Methods:Eighteen New Zealand white rabbits (male, six months old), in accordance with the random number table, were equally divided into three groups, the control group, obstructive sleep apnea hypopnea syndrome (OSAHS) group and MAD group. All animals were induced to sleep in supine position for 2 hours every morning in the next 8 weeks. The specimens of genioglossus were prepared. The relative expression of NF-κB p65 was measured with Western blotting and the mass concentration of TNF-α and IL-6 was determined with enzyme-linked immunosorbent assay.

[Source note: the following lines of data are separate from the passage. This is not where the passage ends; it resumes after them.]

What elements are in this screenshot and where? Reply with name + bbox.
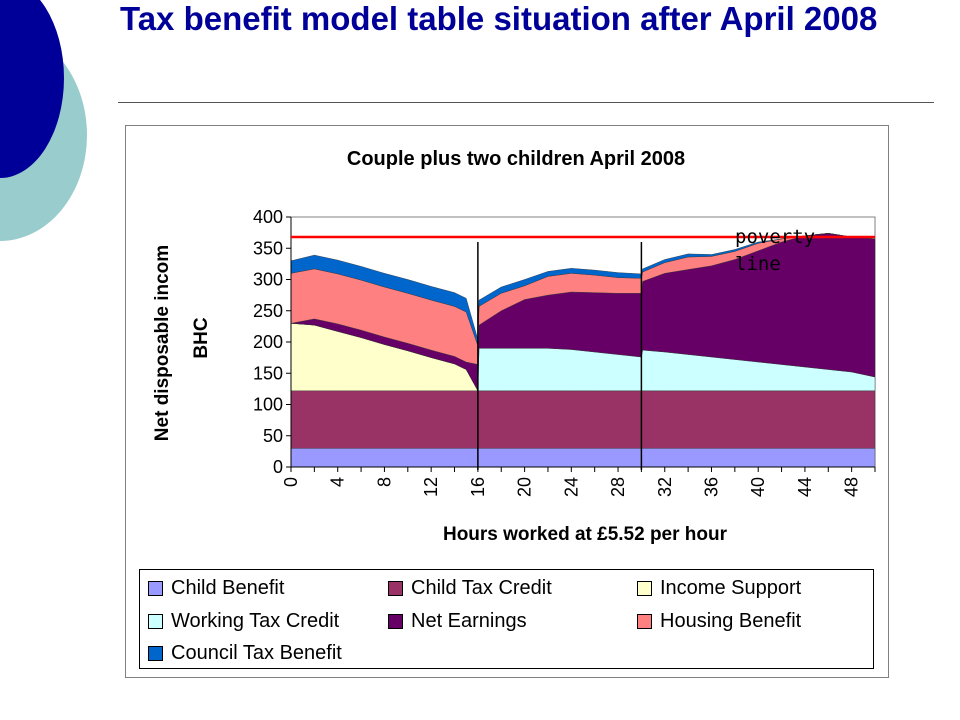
legend-swatch [148,645,163,661]
x-axis-label: Hours worked at £5.52 per hour [443,524,728,545]
stacked-area-chart: Couple plus two children April 2008 0 50 1… [152,148,876,545]
x-tick-label: 44 [795,477,815,497]
y-tick-label: 50 [263,426,283,446]
poverty-line-label: line [735,253,781,275]
x-tick-label: 20 [515,477,535,497]
chart-title: Couple plus two children April 2008 [347,148,685,170]
y-axis-label: Net disposable incom [152,245,173,441]
x-tick-label: 28 [608,477,628,497]
area-child-tax-credit [290,390,876,449]
y-tick-label: 250 [253,301,283,321]
legend-swatch [637,580,652,596]
slide-title: Tax benefit model table situation after … [120,0,878,37]
x-tick-label: 36 [701,477,721,497]
x-tick-label: 0 [281,477,301,487]
slide-decoration [0,0,87,241]
poverty-line-label: poverty [735,226,815,248]
legend-swatch [148,613,163,629]
legend-label: Housing Benefit [660,609,802,632]
legend-label: Net Earnings [411,609,527,632]
y-tick-label: 300 [253,270,283,290]
title-divider [118,102,934,103]
y-axis-label-line2: BHC [191,317,212,358]
legend-swatch [388,580,403,596]
x-tick-label: 16 [468,477,488,497]
area-child-benefit [290,448,876,468]
y-tick-label: 0 [273,457,283,477]
poverty-line-group: poverty line [291,226,875,275]
legend-item-housing-benefit: Housing Benefit [637,610,801,632]
legend-item-child-benefit: Child Benefit [148,577,284,599]
x-tick-label: 8 [374,477,394,487]
decoration-dark-circle [0,0,64,178]
y-tick-label: 400 [253,207,283,227]
vertical-markers [477,242,643,470]
legend-label: Working Tax Credit [171,609,340,632]
legend-label: Child Tax Credit [411,576,552,599]
legend-item-income-support: Income Support [637,577,801,599]
x-tick-label: 48 [842,477,862,497]
chart-legend: Child Benefit Child Tax Credit Income Supp… [139,569,874,669]
y-tick-label: 200 [253,332,283,352]
legend-label: Council Tax Benefit [171,641,342,664]
legend-label: Child Benefit [171,576,285,599]
x-axis-ticks: 0 4 8 12 16 20 24 28 32 36 40 44 48 [281,467,876,497]
legend-swatch [388,613,403,629]
legend-item-working-tax-credit: Working Tax Credit [148,610,339,632]
y-axis-ticks: 0 50 100 150 200 250 300 350 400 [253,207,291,477]
x-tick-label: 12 [421,477,441,497]
legend-item-child-tax-credit: Child Tax Credit [388,577,552,599]
x-tick-label: 4 [328,477,348,487]
x-tick-label: 40 [748,477,768,497]
legend-item-net-earnings: Net Earnings [388,610,527,632]
x-tick-label: 32 [655,477,675,497]
legend-swatch [148,580,163,596]
y-tick-label: 350 [253,238,283,258]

Results:The relative expressions of NF-κB p65 protein in genioglossus in the control group, OSAHS group and MAD group were 0.24±0.07, 0.44±0.08 and 0.30±0.09, respectively. The mass concentrations of TNF-α in genioglossus in the control group, OSAHS group and MAD group were (0.065±0.020), (0.097±0.018) and (0.071±0.020) μg/L, respectively. The mass concentrations of IL-6 in genioglossus in the control group, OSAHS group and MAD group were (0.063±0.013), (0.093±0.017), and (0.069±0.014) μg/L, respectively. For the above indicators, the data in OSAHS group were all significantly higher than that in MAD group and the control group (P<0.05). No significant difference was found between MAD group and the control group (P>0.05).
Conclusions:Treatment of OSAHS with MAD decreased the mass concentration of TNF-α and IL-6 leading to fatigue of genioglossus, reduced the activation of NF-κB and played a significant role in protecting genioglossus.